About the order of a meromorphic function

Question

In Gunning's book, lectures on Riemann surfaces, the order of a meromorphic function is defined as the order of the first non-zero coefficient in Laurent series of the function. About this assertion, "the order of a meromorphic function f is non-zero only at a discrete set of points ", I don't understand the meaning, as we all know, locally a meromorphic function f is a quotient of two holomorphic functions, say f=g/h, so ord(f)=Z(h) where Z(h) is the zero set of h, Z(h) is non-zero only at a discrete set of points? There must be some wrong of my understanding. So where is the wrong ? Any help will be greatly appreciated. Thanks

Answer 1

By definition of a Riemann surface $X$ and a meromorphic function on $X$,

if $p \in X$ then there is a neighborhood $U $ of $p$ such that there is a local biholomorphism $\phi : U \to V \subset \mathbb{C}$, and $f$ is meromorphic at $p$ iff $f \circ \phi^{-1}$ is meromorphic at $\phi(p)$.

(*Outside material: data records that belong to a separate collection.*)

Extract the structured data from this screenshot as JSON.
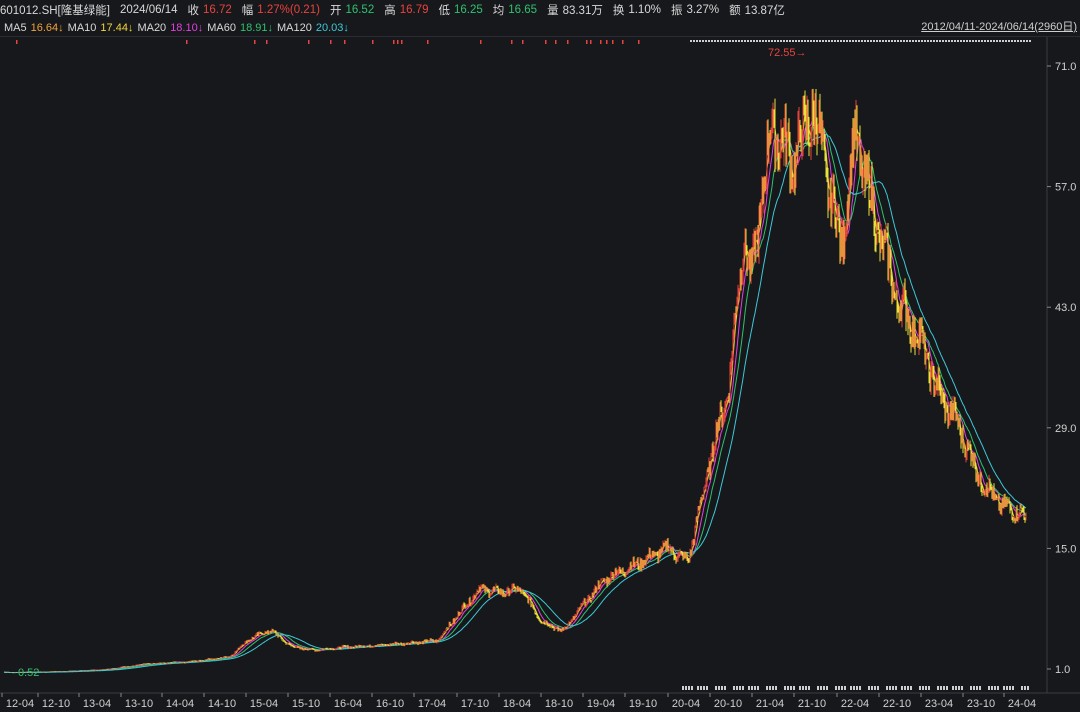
{
  "header": {
    "symbol": "601012.SH[隆基绿能]",
    "date": "2024/06/14",
    "close_label": "收",
    "close": "16.72",
    "change_label": "幅",
    "change": "1.27%(0.21)",
    "open_label": "开",
    "open": "16.52",
    "high_label": "高",
    "high": "16.79",
    "low_label": "低",
    "low": "16.25",
    "avg_label": "均",
    "avg": "16.65",
    "volume_label": "量",
    "volume": "83.31万",
    "turnover_label": "换",
    "turnover": "1.10%",
    "amplitude_label": "振",
    "amplitude": "3.27%",
    "amount_label": "额",
    "amount": "13.87亿"
  },
  "ma_bar": {
    "ma5": "MA5",
    "ma5_val": "16.64↓",
    "ma10": "MA10",
    "ma10_val": "17.44↓",
    "ma20": "MA20",
    "ma20_val": "18.10↓",
    "ma60": "MA60",
    "ma60_val": "18.91↓",
    "ma120": "MA120",
    "ma120_val": "20.03↓",
    "range": "2012/04/11-2024/06/14(2960日)"
  },
  "colors": {
    "up": "#e8433e",
    "down": "#2ec26e",
    "ma5": "#ffffff",
    "ma10": "#f2d43a",
    "ma20": "#e040e0",
    "ma60": "#2ec26e",
    "ma120": "#3ec8d8",
    "bg": "#17181b",
    "grid": "#3a3d44"
  },
  "chart_data": {
    "type": "line",
    "title": "",
    "x_ticks": [
      "12-04",
      "12-10",
      "13-04",
      "13-10",
      "14-04",
      "14-10",
      "15-04",
      "15-10",
      "16-04",
      "16-10",
      "17-04",
      "17-10",
      "18-04",
      "18-10",
      "19-04",
      "19-10",
      "20-04",
      "20-10",
      "21-04",
      "21-10",
      "22-04",
      "22-10",
      "23-04",
      "23-10",
      "24-04"
    ],
    "y_ticks": [
      "1.0",
      "15.0",
      "29.0",
      "43.0",
      "57.0",
      "71.0"
    ],
    "ylim": [
      0,
      72.5
    ],
    "max_label": "72.55",
    "min_label": "0.52",
    "series": [
      {
        "name": "price",
        "x": [
          "12-04",
          "12-10",
          "13-04",
          "13-10",
          "14-04",
          "14-10",
          "15-01",
          "15-04",
          "15-07",
          "15-10",
          "16-04",
          "16-10",
          "17-04",
          "17-07",
          "17-10",
          "18-01",
          "18-04",
          "18-07",
          "18-10",
          "19-01",
          "19-04",
          "19-07",
          "19-10",
          "20-01",
          "20-04",
          "20-07",
          "20-10",
          "20-12",
          "21-01",
          "21-04",
          "21-07",
          "21-10",
          "21-12",
          "22-02",
          "22-04",
          "22-07",
          "22-10",
          "23-01",
          "23-04",
          "23-07",
          "23-10",
          "24-01",
          "24-04",
          "24-06"
        ],
        "values": [
          0.6,
          0.7,
          0.9,
          1.6,
          1.8,
          2.4,
          4.5,
          5.5,
          3.6,
          3.2,
          3.6,
          3.9,
          4.3,
          7.4,
          10.3,
          9.9,
          10.2,
          6.5,
          5.4,
          8.5,
          11.4,
          12.6,
          13.7,
          15.1,
          13.5,
          24.5,
          34.5,
          52.0,
          46.0,
          64.0,
          60.0,
          66.0,
          58.0,
          50.0,
          63.0,
          53.0,
          44.0,
          40.0,
          33.0,
          29.0,
          23.0,
          20.0,
          19.0,
          16.72
        ]
      }
    ]
  }
}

The order of the zero/pole of $f$ at $p$ is defined to be the order of $f \circ \phi^{-1}$ at $\phi(p)$ (this is consistent since the order of a zero or pole doesn't change under biholomorphic maps).

Yes, the zeros and poles of a meromorphic function on $X$ are isolated (be careful with the definition of isolated : $0$ and $\infty \not \in\mathbb{C}^* $, that's why the zeros of $\sin(1/z)\sin(z)$ which is meromorphic on $\mathbb{C}^*$ can accumulate at $0$ and $\infty$).

That's why compact Riemann surfaces are much more restrictive : on those Riemann surfaces, there are no such "points" where the zero/poles can accumulate.

On Riemann surfaces, you can't say anymore that a meromorphic function is globally the quotient of two holomorphic functions (on a compact Riemann surface, there are no non-constant holomorphic functions).